Intelligent Approximation of the C-Space in Motion Planning

GRAND Seminar Friday, October 12th, 11 am, Room: 4201

Chinwe Ekenna
Assistant Professor
Computer Science
University at Albany, SUNY

Abstract:

With the continuous improvement of the capabilities of robots and the increasing complexity of the environments they successfully traverse, my research is geared towards the investigation of mathematical concepts and algorithms about the heterogeneous nature of these environments within the context of motion planning. My research will look into existing properties about planning spaces such as visibility, expansiveness and homotopy class and how they can be generalized within the context of heterogeneous spaces.
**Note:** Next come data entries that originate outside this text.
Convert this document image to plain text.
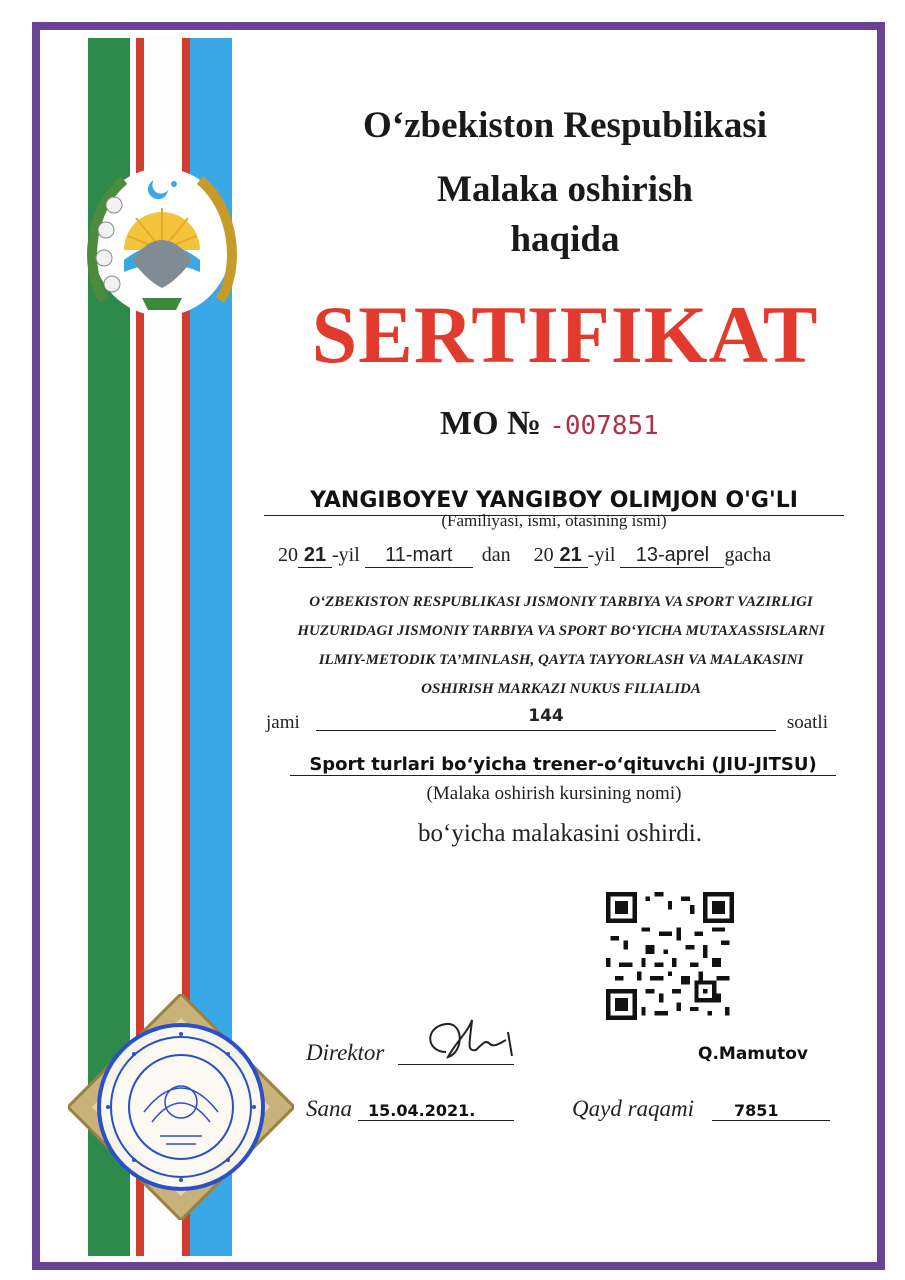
O‘zbekiston Respublikasi
Malaka oshirish
haqida
SERTIFIKAT
MO № -007851
YANGIBOYEV YANGIBOY OLIMJON O'G'LI
(Familiyasi, ismi, otasining ismi)
20 21 -yil 11-mart dan 20 21 -yil 13-aprel gacha
O‘ZBEKISTON RESPUBLIKASI JISMONIY TARBIYA VA SPORT VAZIRLIGI
HUZURIDAGI JISMONIY TARBIYA VA SPORT BO‘YICHA MUTAXASSISLARNI
ILMIY-METODIK TA’MINLASH, QAYTA TAYYORLASH VA MALAKASINI
OSHIRISH MARKAZI NUKUS FILIALIDA
jami	144	soatli
Sport turlari bo‘yicha trener-o‘qituvchi (JIU-JITSU)
(Malaka oshirish kursining nomi)
bo‘yicha malakasini oshirdi.
Direktor	Q.Mamutov
Sana 15.04.2021.	Qayd raqami 7851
We will also introduce new properties that specifically better define heterogeneous properties. We have recently developed an algorithm called the Rapidly Exploring Random Search Explorer (RESE), which extends ideas from Rapidly-exploring Random Graphs (RRGs) and includes a Q-learning machine learning technique to help track witness nodes of successful trajectories while also attempting connections in narrow regions by considering multiple directions. These algorithms are built within the framework of a sampling-based motion planning which includes a group of algorithms that sample random points in the environment. My research has the potential to change the way planning spaces are planned and help intelligently define how algorithms are built and utilized given any environment.

Short Bio:

Dr. Ekenna’s research centers on intelligent motion planning applied to robotics and proteins. She has explored intelligent adaptation of robotic motion planning to improve planning time and the utilization of available methods to improve overall quality of results. Her research interest includes Robotics, Machine learning, and Computational Biology.